Mergers and acquisitions (M&A) transactions with virtual data rooms remain one of the main ways of developing and maintaining the competitiveness of companies in developed and emerging markets.
The Main Task in Organization of VDR for M&A Deals
Despite the growing interest in the efficiency of mergers and acquisitions in emerging markets, due to the limited availability of data, the study of transactions within individual developing countries has received relatively little attention. As a rule, the structure of synergy and the factors influencing the creation of its individual components are not studied. Thus, the analysis of the factors creating synergy and the assessment of its structure in domestic transactions are of considerable interest.
To prepare data room m&a, the following tasks are set:
- First, consider different ways of assessing the individual components of operational and financial synergies based on an analysis of the financial statements of the companies involved in the transaction.
- Secondly, to analyze the structure of synergy for individual periods of development of the M&A market.
- Third, on the basis of regression analysis, determine the most significant factors for creating synergy for domestic M&A transactions.

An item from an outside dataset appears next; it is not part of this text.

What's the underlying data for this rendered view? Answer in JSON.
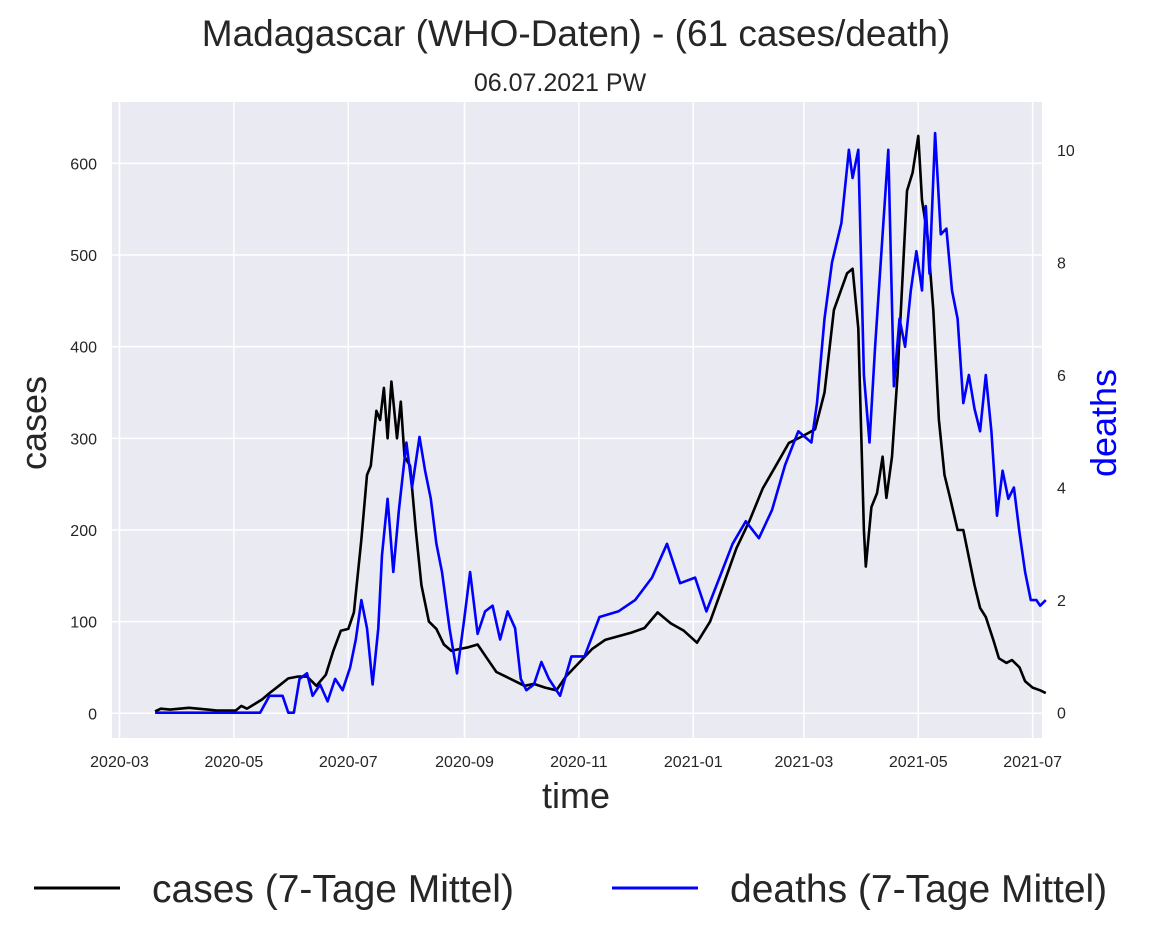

Some authors define merger solely as a voluntary change in the organizational and legal form of an organization, and takeover as a similar process carried out without the consent of the absorbed entity or forcefully on virtual-dataroom.org. A merger is a combination of two or more organizations that decide to combine their property, assets, liabilities in common interests in order to increase efficiency, profitability, sometimes to reduce competition; unlike a takeover, a merger takes place with the consent of the parties. As a result of the merger, a new company is created, in which all the property of the companies is included.
Synergy in Preparing the Online Data Room for M&A Deals
Synergy in the case of M&A deals is usually understood as the added value created as a result of the merger of the two companies, which opened up new opportunities for the combined company that was not available to companies separately and increased its competitiveness. In the literature, there are two main types of synergy – operational and financial.
Operating synergies enable companies to improve cost efficiency or increase operating profit from existing assets. Two main types of operational synergies are quantified. First, there are economies of scale that come from the post-takeover enlargement and lower unit costs. Secondly, the strengthening of the market position, which occurs when the large players in the industry unite. The deal results in less competition and an increase in the market share of the combined company. The company is expected to respond to reduced competition by raising prices for key products or services in order to increase revenue.
Financial synergies include tax advantages, new investment opportunities for leveraging free cash, and increased stability in the company’s cash flows. Three main types of financial synergies are quantified:
- tax savings that arise when the merger uses tax considerations to offset the accumulated losses of one of the companies and reduce the amount of future income taxes;
- new investment opportunities (investment opportunities) that arise from the implementation of profitable projects that companies could not implement one by one;
- increasing debt capacity. Debt capacity increases if the company’s future cash flows after the M&A become more stable and predictable. This type of financial synergy manifests itself in the reduction in the value of the company’s debt after the transaction.